While I admit one of the more entertaining things I’ve ever seen in person at a ballpark was an Earl Weaver tantrum over a balk call, I have to say that I never, ever go to a game thinking to myself, “It sure would be cool to see a manager get run today. I really hope one of them holds up the game for 10 minutes to argue a call that has no chance of getting overturned.”

“Something that has become part of the game, and the culture, of baseball could be on its way out.”

I really don’t think we’ll miss it one bit. In no other sport I can think of are coaches routinely allowed to charge onto the field, pitch or court and berate the officials at length, and it doesn’t hurt those sports at all. Baseball will get over it.

In any case, interesting work, Shane.

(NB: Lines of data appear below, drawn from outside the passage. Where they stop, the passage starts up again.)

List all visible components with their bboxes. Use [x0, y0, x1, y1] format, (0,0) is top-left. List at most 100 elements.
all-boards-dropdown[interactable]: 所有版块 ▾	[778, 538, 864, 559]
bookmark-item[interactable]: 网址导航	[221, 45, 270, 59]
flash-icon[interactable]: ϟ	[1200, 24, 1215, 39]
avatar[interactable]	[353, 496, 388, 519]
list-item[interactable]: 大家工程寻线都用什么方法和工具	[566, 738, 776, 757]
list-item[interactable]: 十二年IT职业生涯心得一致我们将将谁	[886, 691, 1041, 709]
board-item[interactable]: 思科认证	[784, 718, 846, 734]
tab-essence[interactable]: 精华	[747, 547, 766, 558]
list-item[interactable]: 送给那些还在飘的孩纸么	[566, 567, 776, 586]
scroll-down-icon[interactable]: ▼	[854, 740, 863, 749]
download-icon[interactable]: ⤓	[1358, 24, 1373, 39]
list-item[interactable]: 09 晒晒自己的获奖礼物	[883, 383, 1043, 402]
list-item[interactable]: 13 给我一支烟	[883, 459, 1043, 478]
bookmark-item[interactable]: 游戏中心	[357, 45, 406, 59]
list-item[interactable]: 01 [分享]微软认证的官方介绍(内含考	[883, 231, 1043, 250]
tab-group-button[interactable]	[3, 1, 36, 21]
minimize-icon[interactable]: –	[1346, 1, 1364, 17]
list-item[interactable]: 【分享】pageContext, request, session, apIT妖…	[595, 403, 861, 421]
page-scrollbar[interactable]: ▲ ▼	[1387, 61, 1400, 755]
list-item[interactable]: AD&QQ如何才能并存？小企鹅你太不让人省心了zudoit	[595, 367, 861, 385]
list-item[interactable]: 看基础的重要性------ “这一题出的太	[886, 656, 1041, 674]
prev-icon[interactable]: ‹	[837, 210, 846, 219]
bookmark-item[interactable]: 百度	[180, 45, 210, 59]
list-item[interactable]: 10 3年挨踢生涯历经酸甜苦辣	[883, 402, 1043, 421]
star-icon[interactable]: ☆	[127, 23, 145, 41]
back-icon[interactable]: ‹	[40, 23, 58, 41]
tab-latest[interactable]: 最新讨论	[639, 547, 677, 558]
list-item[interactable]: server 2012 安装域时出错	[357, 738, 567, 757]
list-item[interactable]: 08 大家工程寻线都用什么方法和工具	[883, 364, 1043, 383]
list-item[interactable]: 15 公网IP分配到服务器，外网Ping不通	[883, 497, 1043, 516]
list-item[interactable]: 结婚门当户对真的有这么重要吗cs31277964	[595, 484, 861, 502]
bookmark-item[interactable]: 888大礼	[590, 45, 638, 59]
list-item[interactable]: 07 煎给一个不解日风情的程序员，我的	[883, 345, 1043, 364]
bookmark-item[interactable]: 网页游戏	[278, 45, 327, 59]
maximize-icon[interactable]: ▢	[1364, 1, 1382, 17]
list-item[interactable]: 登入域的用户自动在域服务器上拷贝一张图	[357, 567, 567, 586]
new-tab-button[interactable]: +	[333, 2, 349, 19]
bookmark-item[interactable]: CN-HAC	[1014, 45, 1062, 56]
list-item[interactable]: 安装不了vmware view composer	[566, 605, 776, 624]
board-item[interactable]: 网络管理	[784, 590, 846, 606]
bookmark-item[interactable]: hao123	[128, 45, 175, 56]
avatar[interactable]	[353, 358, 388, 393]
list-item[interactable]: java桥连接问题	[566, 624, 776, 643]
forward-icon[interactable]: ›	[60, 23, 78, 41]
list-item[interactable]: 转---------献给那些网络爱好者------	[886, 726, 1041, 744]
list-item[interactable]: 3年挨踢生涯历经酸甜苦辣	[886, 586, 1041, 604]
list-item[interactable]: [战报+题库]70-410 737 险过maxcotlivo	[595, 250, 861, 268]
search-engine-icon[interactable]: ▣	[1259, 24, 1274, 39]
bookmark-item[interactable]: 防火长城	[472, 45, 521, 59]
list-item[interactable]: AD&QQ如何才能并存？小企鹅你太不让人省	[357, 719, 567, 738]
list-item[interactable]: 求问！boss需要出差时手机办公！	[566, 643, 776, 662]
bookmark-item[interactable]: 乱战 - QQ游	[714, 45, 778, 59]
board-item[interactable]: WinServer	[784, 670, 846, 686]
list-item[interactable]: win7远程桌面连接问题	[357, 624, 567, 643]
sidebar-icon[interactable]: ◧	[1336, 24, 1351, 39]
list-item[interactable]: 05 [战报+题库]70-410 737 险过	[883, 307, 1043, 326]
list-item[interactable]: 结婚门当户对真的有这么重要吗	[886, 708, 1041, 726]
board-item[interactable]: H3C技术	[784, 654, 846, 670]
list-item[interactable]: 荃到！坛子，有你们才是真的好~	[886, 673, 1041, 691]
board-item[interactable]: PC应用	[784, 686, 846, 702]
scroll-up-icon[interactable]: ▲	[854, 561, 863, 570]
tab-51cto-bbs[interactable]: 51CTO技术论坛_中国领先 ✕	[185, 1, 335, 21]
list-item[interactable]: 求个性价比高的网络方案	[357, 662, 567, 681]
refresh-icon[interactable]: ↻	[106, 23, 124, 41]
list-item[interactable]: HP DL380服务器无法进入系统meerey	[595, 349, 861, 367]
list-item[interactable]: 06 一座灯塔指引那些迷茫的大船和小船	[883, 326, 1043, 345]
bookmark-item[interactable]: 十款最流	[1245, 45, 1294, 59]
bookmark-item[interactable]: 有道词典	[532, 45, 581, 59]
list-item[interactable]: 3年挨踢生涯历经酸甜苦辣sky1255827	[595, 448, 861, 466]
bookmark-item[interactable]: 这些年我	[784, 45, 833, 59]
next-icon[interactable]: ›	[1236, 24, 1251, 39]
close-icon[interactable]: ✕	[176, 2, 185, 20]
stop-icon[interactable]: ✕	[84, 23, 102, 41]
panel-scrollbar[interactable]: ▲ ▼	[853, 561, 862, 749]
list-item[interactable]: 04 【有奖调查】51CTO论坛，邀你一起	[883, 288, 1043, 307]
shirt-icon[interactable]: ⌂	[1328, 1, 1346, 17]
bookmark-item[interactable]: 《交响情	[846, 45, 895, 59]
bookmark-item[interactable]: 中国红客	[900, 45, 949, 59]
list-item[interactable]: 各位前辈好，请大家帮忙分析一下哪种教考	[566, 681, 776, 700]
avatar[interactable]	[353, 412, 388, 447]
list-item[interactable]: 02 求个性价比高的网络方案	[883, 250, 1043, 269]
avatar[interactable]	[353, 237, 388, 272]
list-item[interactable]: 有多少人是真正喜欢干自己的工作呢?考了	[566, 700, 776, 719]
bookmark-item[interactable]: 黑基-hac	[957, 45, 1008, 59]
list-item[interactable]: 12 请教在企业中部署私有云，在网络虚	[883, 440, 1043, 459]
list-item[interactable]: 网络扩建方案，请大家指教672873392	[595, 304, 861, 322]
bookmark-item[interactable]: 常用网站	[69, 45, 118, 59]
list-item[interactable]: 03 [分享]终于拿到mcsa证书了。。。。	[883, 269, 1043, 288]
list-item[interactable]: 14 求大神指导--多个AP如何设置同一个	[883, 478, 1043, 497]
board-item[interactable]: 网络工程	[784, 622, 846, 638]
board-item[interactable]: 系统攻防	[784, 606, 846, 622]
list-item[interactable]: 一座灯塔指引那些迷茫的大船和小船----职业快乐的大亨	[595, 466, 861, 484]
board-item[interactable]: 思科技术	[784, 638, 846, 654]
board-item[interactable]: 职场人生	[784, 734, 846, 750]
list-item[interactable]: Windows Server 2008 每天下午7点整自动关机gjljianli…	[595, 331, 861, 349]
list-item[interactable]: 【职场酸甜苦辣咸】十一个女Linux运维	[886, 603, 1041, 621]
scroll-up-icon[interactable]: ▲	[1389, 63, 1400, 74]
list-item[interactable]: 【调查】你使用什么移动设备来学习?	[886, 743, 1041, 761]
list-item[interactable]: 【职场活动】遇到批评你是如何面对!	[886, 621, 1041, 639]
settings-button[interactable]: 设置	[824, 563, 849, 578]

Looking forward to parts 2 and 3.

Carl
10 years ago

I was surprised not to see Billy Martin who, like Sweet Lou Pinella, also had some major ejections and threw various items around the infield.

Ted Williams was seldom ejected as he was so widely revered by the men in blue.

Paul G.
10 years ago

I’m not totally surprised that the Federal League had some issues with ejections. During some newspaper research I found a couple of articles about the umpiring quality of the FL and, according to the writers, it was quite poor. One incident that stuck with me is an incident where the batter threw his bat at the pitcher and charged the mound, yet no one was ejected. Yes, that’s the opposite extreme, but I suspect there was good reason for managers to get ornery.

John Fain
10 years ago

For at least part of the time Durocher managed, the manager could leave the dugout to argue a ball or strike call. While this would be an automatic ejection now it was just a needless delay of the game. It is surprising how relatively short games were back then with managers popping out of the dugout to argue a ball/strike call and making frequent visits to the mound. Part of it was due to the batters not stepping out of the box after every pitch for a practice swing or two.